It was also, somehow, the most fun. Weird how that works.

This was my first time to the Pacific Northwest, and it was exactly the way I pictured:cold, wet, and beautiful,with low-hanging clouds rolling over evergreen-covered mountains. But it didn’t start out that way.

When our plane landed in Portland, it was a perfect June day: sunny, warm—not a cloud in the sky. The story we were telling required four main scenes: a beach wedding; a cliff; a tattoo shop; and dirt bike trails. We scouted out all of the locations and turned in for the night feeling really good about the next two days of filming.

 

 

By the time I woke up, the temperature had dropped to the 40s and it was raining sideways.

Literally sideways.

OK. No problem. We’ll just shift some things around and film the beach wedding and cliff scenes in the afternoon, when it was supposed to be nicer out.

When the afternoon rolled around, it was still pouring rain. We had filmed all of the interior scenes that we could in the morning, and now it was decision time. Do we drive two hours back to Portland to film the tattoo and dirt bike scenes tonight, and then drive two hours back to the coast in the morning?

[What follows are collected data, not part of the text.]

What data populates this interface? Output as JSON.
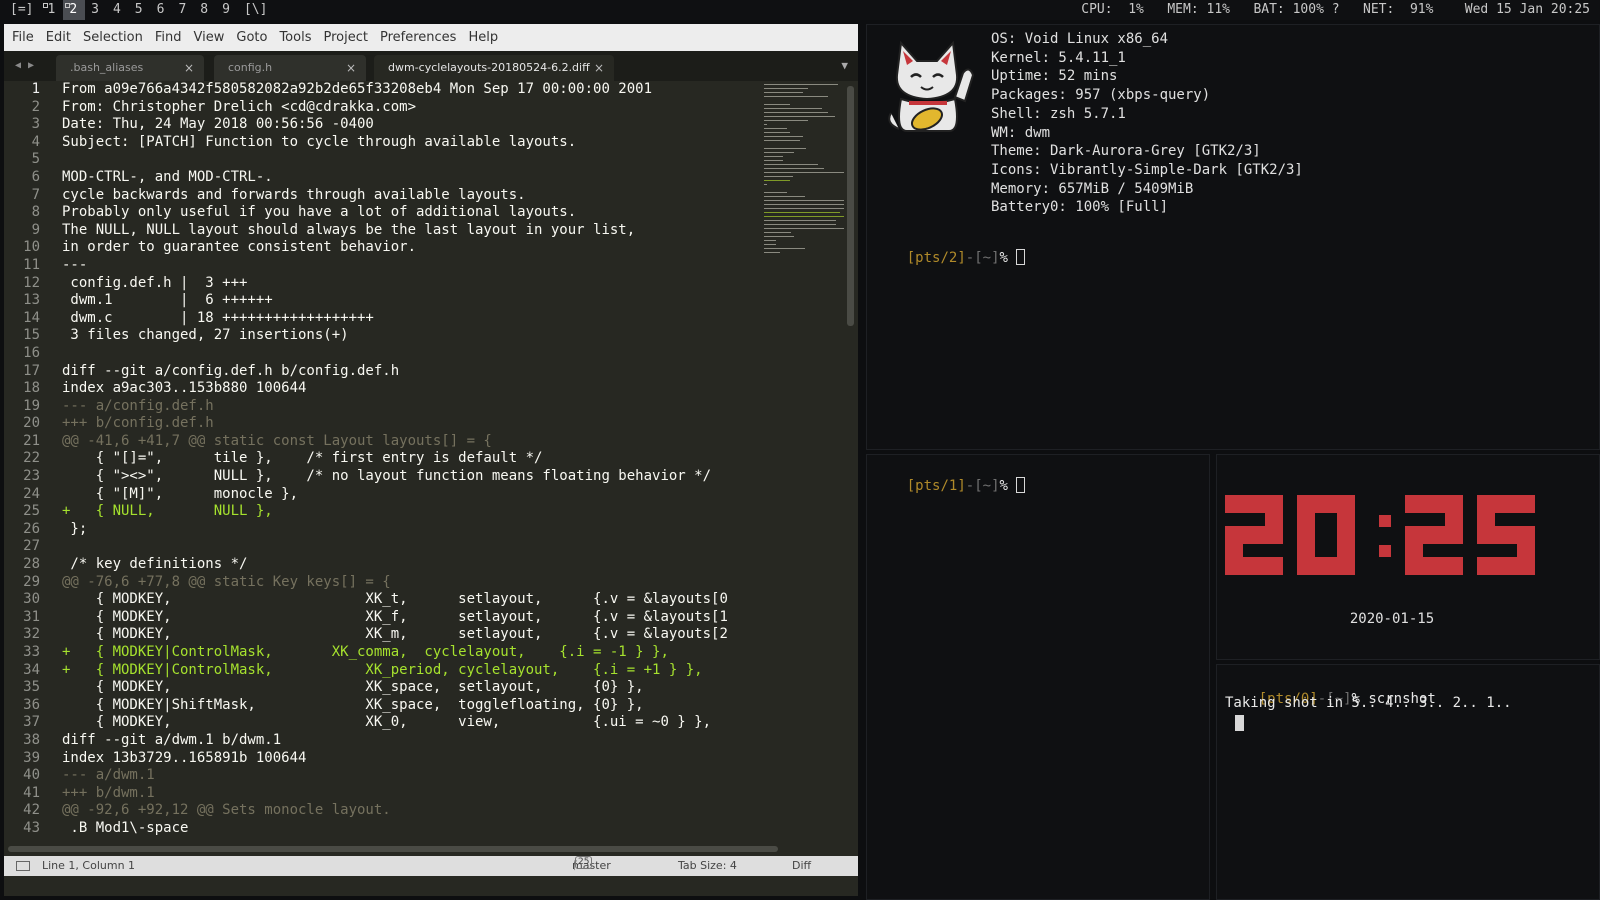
{
  "topbar": {
    "tags": [
      "[=]",
      "1",
      "2",
      "3",
      "4",
      "5",
      "6",
      "7",
      "8",
      "9",
      "[\\]"
    ],
    "active_tag": "2",
    "stats": "CPU:  1%   MEM: 11%   BAT: 100% ?   NET:  91%    Wed 15 Jan 20:25"
  },
  "editor": {
    "menu": [
      "File",
      "Edit",
      "Selection",
      "Find",
      "View",
      "Goto",
      "Tools",
      "Project",
      "Preferences",
      "Help"
    ],
    "tabs": [
      {
        "label": ".bash_aliases",
        "close": "×"
      },
      {
        "label": "config.h",
        "close": "×"
      },
      {
        "label": "dwm-cyclelayouts-20180524-6.2.diff",
        "close": "×"
      }
    ],
    "lines": [
      {
        "n": "1",
        "t": "From a09e766a4342f580582082a92b2de65f33208eb4 Mon Sep 17 00:00:00 2001",
        "k": ""
      },
      {
        "n": "2",
        "t": "From: Christopher Drelich <cd@cdrakka.com>",
        "k": ""
      },
      {
        "n": "3",
        "t": "Date: Thu, 24 May 2018 00:56:56 -0400",
        "k": ""
      },
      {
        "n": "4",
        "t": "Subject: [PATCH] Function to cycle through available layouts.",
        "k": ""
      },
      {
        "n": "5",
        "t": "",
        "k": ""
      },
      {
        "n": "6",
        "t": "MOD-CTRL-, and MOD-CTRL-.",
        "k": ""
      },
      {
        "n": "7",
        "t": "cycle backwards and forwards through available layouts.",
        "k": ""
      },
      {
        "n": "8",
        "t": "Probably only useful if you have a lot of additional layouts.",
        "k": ""
      },
      {
        "n": "9",
        "t": "The NULL, NULL layout should always be the last layout in your list,",
        "k": ""
      },
      {
        "n": "10",
        "t": "in order to guarantee consistent behavior.",
        "k": ""
      },
      {
        "n": "11",
        "t": "---",
        "k": ""
      },
      {
        "n": "12",
        "t": " config.def.h |  3 +++",
        "k": ""
      },
      {
        "n": "13",
        "t": " dwm.1        |  6 ++++++",
        "k": ""
      },
      {
        "n": "14",
        "t": " dwm.c        | 18 ++++++++++++++++++",
        "k": ""
      },
      {
        "n": "15",
        "t": " 3 files changed, 27 insertions(+)",
        "k": ""
      },
      {
        "n": "16",
        "t": "",
        "k": ""
      },
      {
        "n": "17",
        "t": "diff --git a/config.def.h b/config.def.h",
        "k": ""
      },
      {
        "n": "18",
        "t": "index a9ac303..153b880 100644",
        "k": ""
      },
      {
        "n": "19",
        "t": "--- a/config.def.h",
        "k": "meta"
      },
      {
        "n": "20",
        "t": "+++ b/config.def.h",
        "k": "meta"
      },
      {
        "n": "21",
        "t": "@@ -41,6 +41,7 @@ static const Layout layouts[] = {",
        "k": "meta"
      },
      {
        "n": "22",
        "t": "    { \"[]=\",      tile },    /* first entry is default */",
        "k": ""
      },
      {
        "n": "23",
        "t": "    { \"><>\",      NULL },    /* no layout function means floating behavior */",
        "k": ""
      },
      {
        "n": "24",
        "t": "    { \"[M]\",      monocle },",
        "k": ""
      },
      {
        "n": "25",
        "t": "+   { NULL,       NULL },",
        "k": "add"
      },
      {
        "n": "26",
        "t": " };",
        "k": ""
      },
      {
        "n": "27",
        "t": "",
        "k": ""
      },
      {
        "n": "28",
        "t": " /* key definitions */",
        "k": ""
      },
      {
        "n": "29",
        "t": "@@ -76,6 +77,8 @@ static Key keys[] = {",
        "k": "meta"
      },
      {
        "n": "30",
        "t": "    { MODKEY,                       XK_t,      setlayout,      {.v = &layouts[0",
        "k": ""
      },
      {
        "n": "31",
        "t": "    { MODKEY,                       XK_f,      setlayout,      {.v = &layouts[1",
        "k": ""
      },
      {
        "n": "32",
        "t": "    { MODKEY,                       XK_m,      setlayout,      {.v = &layouts[2",
        "k": ""
      },
      {
        "n": "33",
        "t": "+   { MODKEY|ControlMask,       XK_comma,  cyclelayout,    {.i = -1 } },",
        "k": "add"
      },
      {
        "n": "34",
        "t": "+   { MODKEY|ControlMask,           XK_period, cyclelayout,    {.i = +1 } },",
        "k": "add"
      },
      {
        "n": "35",
        "t": "    { MODKEY,                       XK_space,  setlayout,      {0} },",
        "k": ""
      },
      {
        "n": "36",
        "t": "    { MODKEY|ShiftMask,             XK_space,  togglefloating, {0} },",
        "k": ""
      },
      {
        "n": "37",
        "t": "    { MODKEY,                       XK_0,      view,           {.ui = ~0 } },",
        "k": ""
      },
      {
        "n": "38",
        "t": "diff --git a/dwm.1 b/dwm.1",
        "k": ""
      },
      {
        "n": "39",
        "t": "index 13b3729..165891b 100644",
        "k": ""
      },
      {
        "n": "40",
        "t": "--- a/dwm.1",
        "k": "meta"
      },
      {
        "n": "41",
        "t": "+++ b/dwm.1",
        "k": "meta"
      },
      {
        "n": "42",
        "t": "@@ -92,6 +92,12 @@ Sets monocle layout.",
        "k": "meta"
      },
      {
        "n": "43",
        "t": " .B Mod1\\-space",
        "k": ""
      }
    ],
    "status": {
      "position": "Line 1, Column 1",
      "branch": "master",
      "branch_count": "25",
      "tab_size": "Tab Size: 4",
      "syntax": "Diff"
    }
  },
  "fetch": {
    "info": [
      "OS: Void Linux x86_64",
      "Kernel: 5.4.11_1",
      "Uptime: 52 mins",
      "Packages: 957 (xbps-query)",
      "Shell: zsh 5.7.1",
      "WM: dwm",
      "Theme: Dark-Aurora-Grey [GTK2/3]",
      "Icons: Vibrantly-Simple-Dark [GTK2/3]",
      "Memory: 657MiB / 5409MiB",
      "Battery0: 100% [Full]"
    ],
    "prompt": {
      "tty": "pts/2",
      "dir": "~",
      "sym": "%"
    }
  },
  "term1": {
    "prompt": {
      "tty": "pts/1",
      "dir": "~",
      "sym": "%"
    }
  },
  "term0": {
    "prompt": {
      "tty": "pts/0",
      "dir": "~",
      "sym": "%"
    },
    "command": "scrnshot",
    "output": "Taking shot in 5.. 4.. 3.. 2.. 1.."
  },
  "clock": {
    "time": "20:25",
    "date": "2020-01-15",
    "color": "#c6363b"
  }
}
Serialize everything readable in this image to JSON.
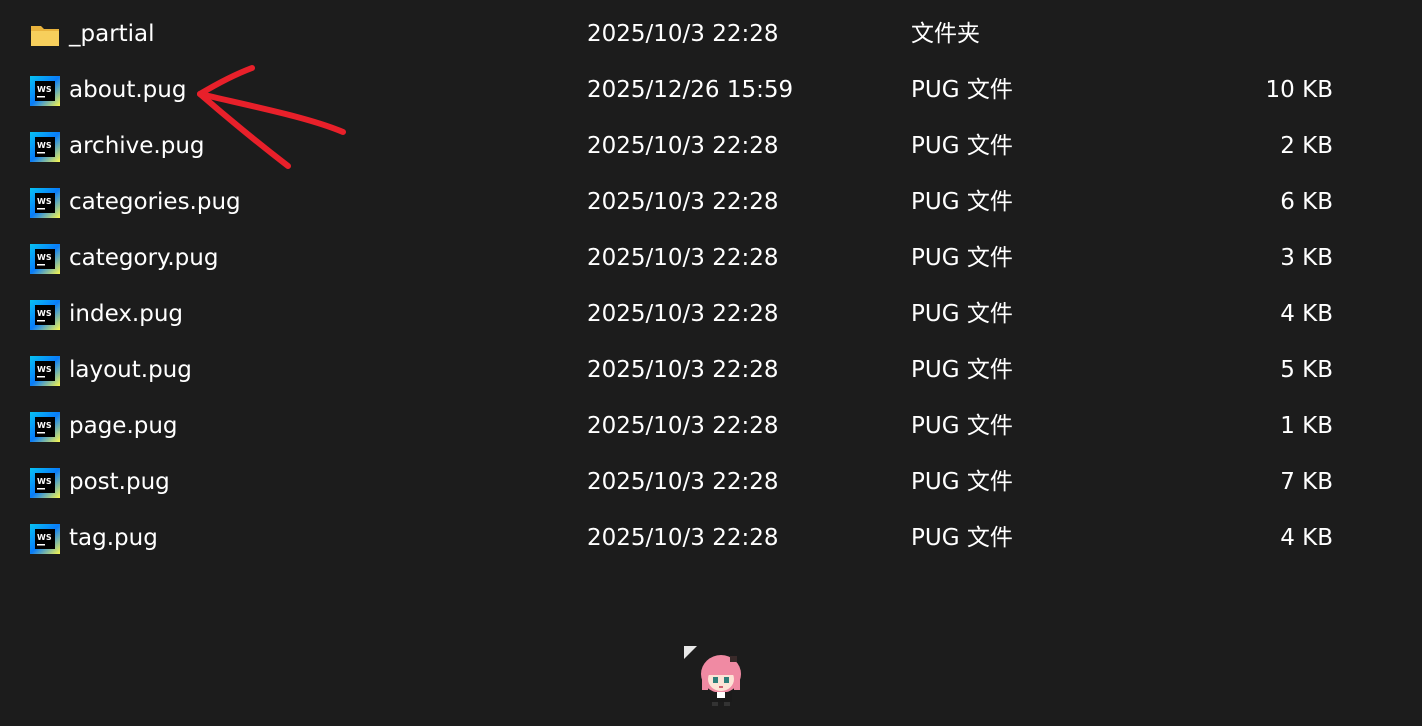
{
  "files": [
    {
      "name": "_partial",
      "modified": "2025/10/3 22:28",
      "type": "文件夹",
      "size": "",
      "icon": "folder-icon"
    },
    {
      "name": "about.pug",
      "modified": "2025/12/26 15:59",
      "type": "PUG 文件",
      "size": "10 KB",
      "icon": "webstorm-file-icon"
    },
    {
      "name": "archive.pug",
      "modified": "2025/10/3 22:28",
      "type": "PUG 文件",
      "size": "2 KB",
      "icon": "webstorm-file-icon"
    },
    {
      "name": "categories.pug",
      "modified": "2025/10/3 22:28",
      "type": "PUG 文件",
      "size": "6 KB",
      "icon": "webstorm-file-icon"
    },
    {
      "name": "category.pug",
      "modified": "2025/10/3 22:28",
      "type": "PUG 文件",
      "size": "3 KB",
      "icon": "webstorm-file-icon"
    },
    {
      "name": "index.pug",
      "modified": "2025/10/3 22:28",
      "type": "PUG 文件",
      "size": "4 KB",
      "icon": "webstorm-file-icon"
    },
    {
      "name": "layout.pug",
      "modified": "2025/10/3 22:28",
      "type": "PUG 文件",
      "size": "5 KB",
      "icon": "webstorm-file-icon"
    },
    {
      "name": "page.pug",
      "modified": "2025/10/3 22:28",
      "type": "PUG 文件",
      "size": "1 KB",
      "icon": "webstorm-file-icon"
    },
    {
      "name": "post.pug",
      "modified": "2025/10/3 22:28",
      "type": "PUG 文件",
      "size": "7 KB",
      "icon": "webstorm-file-icon"
    },
    {
      "name": "tag.pug",
      "modified": "2025/10/3 22:28",
      "type": "PUG 文件",
      "size": "4 KB",
      "icon": "webstorm-file-icon"
    }
  ],
  "colors": {
    "background": "#1c1c1c",
    "text": "#ffffff",
    "annotation_arrow": "#e8202a",
    "folder": "#f2c54b"
  }
}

Do we extend the shoot an extra day (and eat the extra costs involved)? Or do we start cutting significant scenes?

Our original plan had gone out the window, but we rolled with the punches. Luckily, our producer booked our hotel right across the street from our location, so we were able to quickly assess the situation and roll within minutes if needed.

After changing out of our soaked clothes (our ponchos were no match for the sideways rain) and much deliberation, we came to the tough decision to cut the dirt bike scene and add time at the coast. Knowing the purpose of each scene was crucial to being able to make this decision. We knew we could cover the significance of the bike scene in other ways.

The next morning, I woke up and looked out the window. It was still raining, but at least it was vertical! We waited as long as we could, and the rain finally let up.

I looked out the window one more time before heading down to the beach. Horror fell on my face as I witnessed six school buses pulling up right in front of our location.

Six. School. Buses.

 

 

There were probably 300 kids that poured out of them and swarmed straight to the cove we were planning on filming in.

We were out of time. We had to film, rain or shine—kids or no kids. So we headed down towards the cove.

There were students everywhere. It was a nightmare. But luckily (?) it had started raining again! The crowd thinned out and we were able to get to work. We filmed in the miserable conditions until our camera literally shut down due to the rain.

It turned out beautifully. The conditions were perfect for the mood we were going for. Ultimately, the shoot was a great success. But it didn’t succeed because of the execution, it succeed because of the planning. The plan gave us the confidence to pivot.